Sous la brume
C’est à midi sous le soleil que nous entrons dans la maison de Julien Gracq : Caroline Sagot-Duvauroux, Delphine Brétesché, Alain Girard-Daudon et moi. Alain est ému, c’est la première fois qu’il revient depuis sa visite à Julien Gracq. Ils avaient discuté plusieurs heures dans le petit salon. On me parle si souvent de ces visites, de ces conversations. Il me semble qu’ils sont tous venus ici, ces hommes. Certains d’entre eux le racontent comme un privilège, quelques-uns auraient été l’ami préféré. Je ne dis rien, l’amitié est bien aussi complexe que l’amour ; éprouve-t-on de l’amitié pour ceux avec qui on partage des idées, des lectures, des déjeuners ?
Alain ne dit rien non plus, il a l’air simplement heureux d’être avec nous trois dans la maison abandonnée. Et les avoir près de moi me rassure. Ils représentent ce que j’aime de la littérature et de l’art : l’excellence et l’humilité.
Parée séparée de part en part, j’entends toutes les histoires qui sont celles de l’enfance de Louis Poirier, les anecdotes, les faits, les noms et tous les objets retrouvés dans la maison ; une indiscrétion. Et je n’ai nulle envie de l’écrire, d’en parler. Cela ne me concerne pas. J’écoute et je ne sais pas où vont ces confidences en moi. Je détourne le regard. Je me souviens d’un livre mal écrit qui prétendait faire la biographie de Lou Andréas-Salomé et révéler le secret de sa vie sexuelle. Est-il intéressant de faire le lien entre la biographie d’un auteur et son œuvre ? Et que sait-on de la biographie, de la psychologie, de l’intimité d’un être ? Evidemment nos vies et nos livres sont interdépendants. Mais chercher les causes et les effets me paraît vain et réducteur. Il n’y aurait que l’auteur qui saurait précisément d’où viennent chaque mot, chaque événement fictif de son livre. Et c’est bien la transformation entre l’expérience de la vie vers le texte qui est intéressante, faite de mille et un détails inextricables, oubliée même partiellement dans la mémoire vive de l’auteur. Les hypothèses du lecteur sont des caricatures pauvres. Si je relis mon livre, je sais les souvenirs, événements passés ou présents qui ont provoqué telle image, telle parole ; c’est un autre roman que celui de la genèse et la maturation d’un livre, roman ignoré.

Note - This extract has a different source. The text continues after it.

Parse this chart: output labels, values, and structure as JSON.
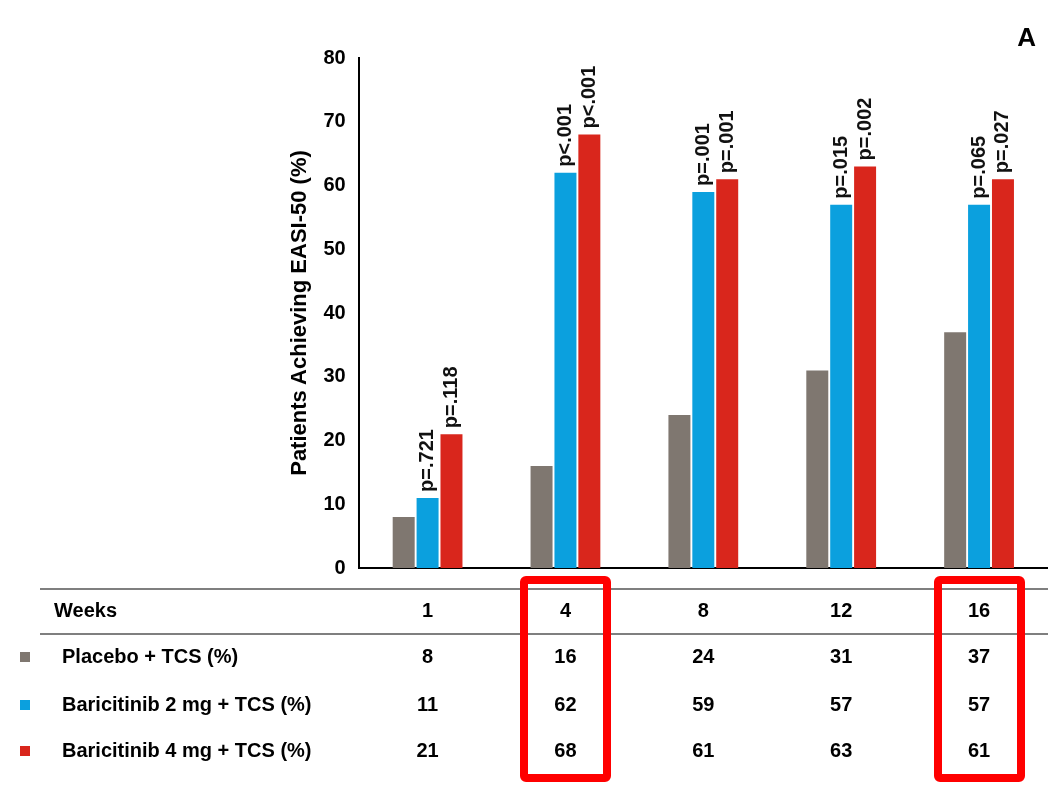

Souvent, on me pose des questions sur la vie de Gracq. La curiosité dont il fait l’objet n’est pas toujours malsaine. C’est le secret d’un livre qu’on cherche. Pourquoi tel livre, telle atmosphère, tel personnage nous touchent là où on ne sait pas en nous ? Et ce serait la biographie de l’auteur qui nous donnerait à comprendre, comme une paresse à aller dans le texte lui-même.
La brume se lève complètement sur la Loire, mon téléphone inscrit un message venu du Liban, des images ocres et chaudes alors m’emportent là-bas. La Loire ne se montre pas mieux désormais sous le soleil.